The tension in my shoulders loosens for the first time since Lucia spelled out Edoardo’s terms.

Matteo’s playful expression turns serious. “But you’re gonna need to tell us why you need ten million dollars in cash before I hand it over.”

“He doesn’t have to tell us shit.” Giovanni drifts his eyes from Lucia to me. “But I think it would be a good idea. We can’t support you if we don’t know what you’re walking into, D.”

With Lucia’s permission, and in the safety of the lemon groves, I tell them everything. Edoardo’s false claim of marriage, the child he shares with Lucia, and how Lucia wholeheartedly believes he will kill Gabriele if he even detects a hint that we know of his existence.

“That’s why you’re not going in hard,” Elio murmurs, forever the analyst of our stings. He knows every entry and exit of any establishment we raid because it keeps his brothers safe without needing to remove the gun his hip is never without.

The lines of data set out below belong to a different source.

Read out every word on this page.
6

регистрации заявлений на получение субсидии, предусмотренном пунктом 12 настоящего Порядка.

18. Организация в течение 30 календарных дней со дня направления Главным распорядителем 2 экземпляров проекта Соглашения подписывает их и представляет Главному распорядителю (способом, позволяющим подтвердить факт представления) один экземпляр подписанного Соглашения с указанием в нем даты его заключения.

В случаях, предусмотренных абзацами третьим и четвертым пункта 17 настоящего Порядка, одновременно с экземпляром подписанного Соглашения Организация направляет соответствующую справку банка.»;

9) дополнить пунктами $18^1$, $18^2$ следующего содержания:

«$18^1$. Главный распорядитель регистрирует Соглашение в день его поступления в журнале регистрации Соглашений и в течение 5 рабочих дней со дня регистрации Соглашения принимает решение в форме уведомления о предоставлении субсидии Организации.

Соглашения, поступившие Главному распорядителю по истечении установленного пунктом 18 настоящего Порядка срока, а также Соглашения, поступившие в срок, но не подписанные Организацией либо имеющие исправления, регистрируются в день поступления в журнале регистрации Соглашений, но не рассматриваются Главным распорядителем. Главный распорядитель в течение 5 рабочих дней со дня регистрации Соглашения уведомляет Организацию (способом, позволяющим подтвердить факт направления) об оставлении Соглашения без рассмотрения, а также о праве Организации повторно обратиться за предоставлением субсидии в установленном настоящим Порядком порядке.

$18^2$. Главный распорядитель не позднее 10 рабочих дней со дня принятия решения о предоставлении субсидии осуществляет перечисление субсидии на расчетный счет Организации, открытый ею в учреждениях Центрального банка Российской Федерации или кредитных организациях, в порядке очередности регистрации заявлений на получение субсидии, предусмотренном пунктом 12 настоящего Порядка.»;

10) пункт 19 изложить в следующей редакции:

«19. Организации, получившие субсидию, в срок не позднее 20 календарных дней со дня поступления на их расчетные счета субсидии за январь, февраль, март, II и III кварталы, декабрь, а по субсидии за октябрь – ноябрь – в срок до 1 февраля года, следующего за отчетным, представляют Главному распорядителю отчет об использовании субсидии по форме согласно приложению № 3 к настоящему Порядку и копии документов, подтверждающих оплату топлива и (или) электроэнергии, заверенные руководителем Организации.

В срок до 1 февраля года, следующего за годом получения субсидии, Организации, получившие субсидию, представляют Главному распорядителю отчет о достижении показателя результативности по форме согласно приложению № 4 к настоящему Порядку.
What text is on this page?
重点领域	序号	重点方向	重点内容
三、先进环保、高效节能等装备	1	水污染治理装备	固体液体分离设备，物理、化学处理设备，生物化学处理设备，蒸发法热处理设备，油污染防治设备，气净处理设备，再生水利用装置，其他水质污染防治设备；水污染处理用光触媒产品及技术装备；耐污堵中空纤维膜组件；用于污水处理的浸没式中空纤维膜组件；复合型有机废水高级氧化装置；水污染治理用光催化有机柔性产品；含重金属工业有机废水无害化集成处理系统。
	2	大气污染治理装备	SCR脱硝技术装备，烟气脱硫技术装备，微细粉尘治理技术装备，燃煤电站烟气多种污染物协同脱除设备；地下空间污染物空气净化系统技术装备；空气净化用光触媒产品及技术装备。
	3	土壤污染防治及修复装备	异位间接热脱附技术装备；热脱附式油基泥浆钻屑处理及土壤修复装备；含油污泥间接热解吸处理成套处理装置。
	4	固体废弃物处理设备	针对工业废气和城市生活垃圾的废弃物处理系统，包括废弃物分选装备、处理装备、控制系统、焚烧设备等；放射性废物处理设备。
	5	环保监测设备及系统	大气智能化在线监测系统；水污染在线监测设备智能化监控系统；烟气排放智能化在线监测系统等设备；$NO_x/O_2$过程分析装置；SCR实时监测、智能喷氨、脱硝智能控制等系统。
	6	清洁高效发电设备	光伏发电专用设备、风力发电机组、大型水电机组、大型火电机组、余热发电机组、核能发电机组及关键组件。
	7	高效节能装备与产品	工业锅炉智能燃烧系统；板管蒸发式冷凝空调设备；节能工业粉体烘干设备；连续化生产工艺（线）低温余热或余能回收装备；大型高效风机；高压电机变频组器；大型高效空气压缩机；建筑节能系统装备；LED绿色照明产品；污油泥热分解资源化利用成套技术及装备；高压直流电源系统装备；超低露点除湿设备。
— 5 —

Even though he didn’t ask a question, I nod.

“There’s more.” My confession stills the ruckus slowly building. “Lucia believes there’s a mole in the main house. Either in our network or planted inside the building.”

“What the fuck?” Nico rips the laptop Elio is in the process of opening out of his hand.

Forever protective of our tech and privacy, he built the security system that keeps our private lives private from scratch.

Even after Giovanni insisted on installing extra surveillance six months ago, it should be unhackable.

I lower the screen of his laptop, pinching his fingers. “We’re not removing anyone. Not yet.”

“Why the fuck not?” Matteo asks, his voice ricocheting through the groves.

Giovanni is too clever to be swamped by the theatrics cowards like Edoardo use. “You want him to think she robbed us?”

“Yep!” I pop the P. “If she suddenly shows up with ten million, he’ll think she came to me.”

Matteo nods slowly. “Men with small dicks will never believe you gave it to her without knowing what it was for. He’ll kill her son solely on the belief that he’s been played.”

Nico joins in. “Stealing from us will make her look desperate. It’ll also make it seem like she acted on her own.”

“Exactly.”

Elio is the first to voice caution. He’s always the first to voice caution. “It’s a dangerous play.”

“I know,” I say. “But it’s the only way we can get Gabriele out safely. Once that’s done…”

Matteo makes an explosive noise with his mouth, spit flying, and every Caruso within five miles hums in agreement.